Ни на кого не смотреть, забиться поглубже в угол на дерматиновом сиденье переполненного рейсового автобуса. Множество ног, забрызганных песчаной грязцой, потоки дождя по стеклам, изредка перламутровые блики неясного солнца, призывы кондукторши и тяжелое дыхание еле вместившихся людей, уставших после дневной работы.
Да, это Петр. За стеклом мутно и расплывчато. Его ищущий, встревоженный взгляд, твердые губы. Ведь он теперь безразличен ей. Но Катюша даже издалека все же почувствовала его настроение. Таким он бывал, когда что-нибудь не удавалось или огорчало его. Зачем возвращаться к тому, что безвозвратно прошло? Что он теперь для нее, этот угловатый, застенчивый старшина с его наивными представлениями о любви? Любовь он почему-то называл дружбой. Вот так: дружил, дружил, а полюбил ее другой, и она… Далеко теперь от нее нескладные ласки Петра, его цветы в газетке, его странная манера танцевать: боялся к ней прикоснуться… Грустно? Может быть. Пришло новое, непривычное, перевернувшее всю ее прежнюю беззаботную жизнь.
Штормило. А тут еще вторые сутки идет дождь. Море размахивает белыми хвостами, шумит, атакует горловину бухты. Почти все корабли ушли в море. Улицы сразу посерели, когда с них схлынули жизнерадостные и шумные матросские потоки. Ветровой косохлест оборвал последние листья с каштанов. Чайки и те кричали по-другому, будто плакали.
Сойдя на остановке, Катюша быстро спустилась к своему дому.

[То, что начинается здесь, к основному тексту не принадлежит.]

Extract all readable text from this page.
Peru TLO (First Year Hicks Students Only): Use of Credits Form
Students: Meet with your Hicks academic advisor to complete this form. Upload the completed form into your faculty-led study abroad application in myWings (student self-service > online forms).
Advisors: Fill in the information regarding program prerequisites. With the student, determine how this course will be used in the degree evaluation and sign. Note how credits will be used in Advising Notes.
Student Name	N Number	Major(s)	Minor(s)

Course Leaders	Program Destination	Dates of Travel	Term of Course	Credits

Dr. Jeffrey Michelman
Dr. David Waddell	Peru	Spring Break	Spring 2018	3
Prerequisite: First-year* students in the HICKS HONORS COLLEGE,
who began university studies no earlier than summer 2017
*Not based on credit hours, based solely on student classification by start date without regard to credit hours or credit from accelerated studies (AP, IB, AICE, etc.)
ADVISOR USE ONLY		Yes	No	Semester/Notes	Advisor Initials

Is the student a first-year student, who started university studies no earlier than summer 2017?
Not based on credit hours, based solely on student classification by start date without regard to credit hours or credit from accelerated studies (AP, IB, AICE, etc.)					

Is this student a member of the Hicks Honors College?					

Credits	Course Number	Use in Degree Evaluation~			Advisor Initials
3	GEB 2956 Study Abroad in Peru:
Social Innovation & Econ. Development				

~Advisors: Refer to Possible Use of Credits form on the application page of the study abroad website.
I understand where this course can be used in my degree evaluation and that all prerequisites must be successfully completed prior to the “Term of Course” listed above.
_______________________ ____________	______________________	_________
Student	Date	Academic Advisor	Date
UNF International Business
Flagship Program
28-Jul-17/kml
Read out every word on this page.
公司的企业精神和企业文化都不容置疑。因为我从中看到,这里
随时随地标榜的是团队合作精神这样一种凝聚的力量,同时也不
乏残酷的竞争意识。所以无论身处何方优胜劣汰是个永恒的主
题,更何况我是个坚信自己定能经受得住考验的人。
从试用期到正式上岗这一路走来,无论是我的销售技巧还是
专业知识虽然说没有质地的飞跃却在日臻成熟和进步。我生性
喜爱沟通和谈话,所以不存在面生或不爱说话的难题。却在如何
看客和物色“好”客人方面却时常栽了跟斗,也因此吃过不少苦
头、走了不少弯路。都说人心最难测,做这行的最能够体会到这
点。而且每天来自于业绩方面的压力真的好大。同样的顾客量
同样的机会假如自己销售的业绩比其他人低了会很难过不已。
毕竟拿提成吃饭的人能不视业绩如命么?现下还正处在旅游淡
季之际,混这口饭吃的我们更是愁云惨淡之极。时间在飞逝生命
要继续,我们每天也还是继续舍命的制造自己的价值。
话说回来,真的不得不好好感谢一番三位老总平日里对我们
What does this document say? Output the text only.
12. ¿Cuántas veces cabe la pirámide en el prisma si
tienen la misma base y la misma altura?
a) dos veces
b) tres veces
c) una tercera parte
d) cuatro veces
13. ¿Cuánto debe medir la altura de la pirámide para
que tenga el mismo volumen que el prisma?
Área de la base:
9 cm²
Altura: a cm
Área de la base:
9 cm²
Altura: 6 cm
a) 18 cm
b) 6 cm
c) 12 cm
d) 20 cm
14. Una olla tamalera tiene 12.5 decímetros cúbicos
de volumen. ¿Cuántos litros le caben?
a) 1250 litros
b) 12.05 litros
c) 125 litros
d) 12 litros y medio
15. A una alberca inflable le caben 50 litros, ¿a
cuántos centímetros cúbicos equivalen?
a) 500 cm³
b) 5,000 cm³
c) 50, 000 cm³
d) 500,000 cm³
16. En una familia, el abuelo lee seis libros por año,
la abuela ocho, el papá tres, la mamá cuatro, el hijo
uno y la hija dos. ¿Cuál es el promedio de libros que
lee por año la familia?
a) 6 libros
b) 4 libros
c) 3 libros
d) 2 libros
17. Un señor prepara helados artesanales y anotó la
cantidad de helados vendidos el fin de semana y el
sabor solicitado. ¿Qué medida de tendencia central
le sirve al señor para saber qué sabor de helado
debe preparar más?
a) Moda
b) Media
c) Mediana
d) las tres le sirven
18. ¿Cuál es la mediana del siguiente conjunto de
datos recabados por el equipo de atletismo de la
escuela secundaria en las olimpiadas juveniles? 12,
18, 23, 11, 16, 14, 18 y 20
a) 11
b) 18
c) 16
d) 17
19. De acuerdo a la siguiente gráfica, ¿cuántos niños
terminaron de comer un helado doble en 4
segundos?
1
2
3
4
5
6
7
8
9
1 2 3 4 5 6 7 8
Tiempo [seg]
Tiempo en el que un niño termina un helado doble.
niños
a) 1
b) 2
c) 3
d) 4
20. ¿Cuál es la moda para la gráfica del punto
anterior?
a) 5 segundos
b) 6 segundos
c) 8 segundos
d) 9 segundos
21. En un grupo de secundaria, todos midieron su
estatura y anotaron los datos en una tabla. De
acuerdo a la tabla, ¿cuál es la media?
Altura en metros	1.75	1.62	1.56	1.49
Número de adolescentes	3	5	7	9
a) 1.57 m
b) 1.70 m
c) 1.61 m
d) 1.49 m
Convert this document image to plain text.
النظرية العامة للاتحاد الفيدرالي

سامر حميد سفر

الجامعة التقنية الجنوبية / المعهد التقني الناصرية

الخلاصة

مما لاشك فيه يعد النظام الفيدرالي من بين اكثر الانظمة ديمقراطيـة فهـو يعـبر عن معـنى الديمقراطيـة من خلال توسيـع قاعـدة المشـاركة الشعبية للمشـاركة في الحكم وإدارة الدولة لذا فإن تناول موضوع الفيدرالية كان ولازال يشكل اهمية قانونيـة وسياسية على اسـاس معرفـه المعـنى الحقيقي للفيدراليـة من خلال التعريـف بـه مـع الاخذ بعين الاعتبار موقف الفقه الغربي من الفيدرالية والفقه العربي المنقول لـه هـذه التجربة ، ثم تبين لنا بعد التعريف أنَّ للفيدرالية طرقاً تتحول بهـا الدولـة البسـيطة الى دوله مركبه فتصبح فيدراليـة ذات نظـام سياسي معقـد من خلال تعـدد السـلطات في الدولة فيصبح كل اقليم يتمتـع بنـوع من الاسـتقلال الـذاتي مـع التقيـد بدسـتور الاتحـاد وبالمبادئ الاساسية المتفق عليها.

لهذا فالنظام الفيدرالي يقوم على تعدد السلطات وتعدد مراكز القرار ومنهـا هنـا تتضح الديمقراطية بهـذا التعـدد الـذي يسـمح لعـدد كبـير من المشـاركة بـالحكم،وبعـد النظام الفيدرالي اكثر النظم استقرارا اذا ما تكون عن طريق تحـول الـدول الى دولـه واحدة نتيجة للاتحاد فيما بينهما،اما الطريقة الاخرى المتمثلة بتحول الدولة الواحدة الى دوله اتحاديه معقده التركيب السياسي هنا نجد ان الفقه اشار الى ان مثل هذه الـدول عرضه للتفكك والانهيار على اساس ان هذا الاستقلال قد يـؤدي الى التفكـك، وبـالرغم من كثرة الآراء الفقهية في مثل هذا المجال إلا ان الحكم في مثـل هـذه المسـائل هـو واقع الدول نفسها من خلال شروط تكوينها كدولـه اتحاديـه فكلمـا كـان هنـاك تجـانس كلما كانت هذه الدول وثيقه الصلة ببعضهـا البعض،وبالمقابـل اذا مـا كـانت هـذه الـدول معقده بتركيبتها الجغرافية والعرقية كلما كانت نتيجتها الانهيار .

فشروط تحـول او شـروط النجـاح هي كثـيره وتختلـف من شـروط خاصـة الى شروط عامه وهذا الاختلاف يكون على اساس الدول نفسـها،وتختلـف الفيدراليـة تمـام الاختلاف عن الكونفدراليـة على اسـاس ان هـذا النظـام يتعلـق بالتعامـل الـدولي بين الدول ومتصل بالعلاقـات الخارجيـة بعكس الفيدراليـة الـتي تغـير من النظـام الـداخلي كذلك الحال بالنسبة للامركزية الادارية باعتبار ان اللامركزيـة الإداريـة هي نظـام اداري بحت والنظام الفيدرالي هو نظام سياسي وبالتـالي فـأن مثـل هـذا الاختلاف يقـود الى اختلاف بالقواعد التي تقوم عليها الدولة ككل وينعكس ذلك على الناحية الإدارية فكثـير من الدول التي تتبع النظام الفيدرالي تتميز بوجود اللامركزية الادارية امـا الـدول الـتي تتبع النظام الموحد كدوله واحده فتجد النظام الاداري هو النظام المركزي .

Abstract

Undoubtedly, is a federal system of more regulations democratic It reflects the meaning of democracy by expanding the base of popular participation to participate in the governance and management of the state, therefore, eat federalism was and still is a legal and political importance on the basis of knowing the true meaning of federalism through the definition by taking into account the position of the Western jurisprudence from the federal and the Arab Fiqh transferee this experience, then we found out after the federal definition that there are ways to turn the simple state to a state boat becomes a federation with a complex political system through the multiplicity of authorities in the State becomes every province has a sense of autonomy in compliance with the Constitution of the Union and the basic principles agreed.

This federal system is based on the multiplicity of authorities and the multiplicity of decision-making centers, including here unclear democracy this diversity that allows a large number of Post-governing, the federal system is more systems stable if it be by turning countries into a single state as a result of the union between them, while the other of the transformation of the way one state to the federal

Капли глухо стучали о плиты. Низкое угрюмое небо давило.
В холодной комнате пахло отсыревшей известью. Галочка сидела у окна. Сестры молча поцеловались. Катюша вяло стянула плащ и прилегла на диване. Дождь продолжал стучать по жестяной трубе. Заметив настороженный взгляд сестры, Катюша повернулась лицом к стене. Она плакала беззвучно, давясь слезами. Стыдное девичье горе, жестокое и неумолимое, нарушило все ее привычные связи с окружающим миром, с людьми и осиротило ее – никого рядом, с кем бы можно посоветоваться, кому можно довериться. Катюша стиснула голову ладонями, чтобы не зарыдать, дрожь охватила все ее тело. Не согреться, не успокоиться. Борис Ганецкий далеко, в большом городе. Там много людей, а она одна, одна… Все случилось неожиданно, коварно, некрасиво… Что же делать? Как поступить? Кто поможет и поймет ее?..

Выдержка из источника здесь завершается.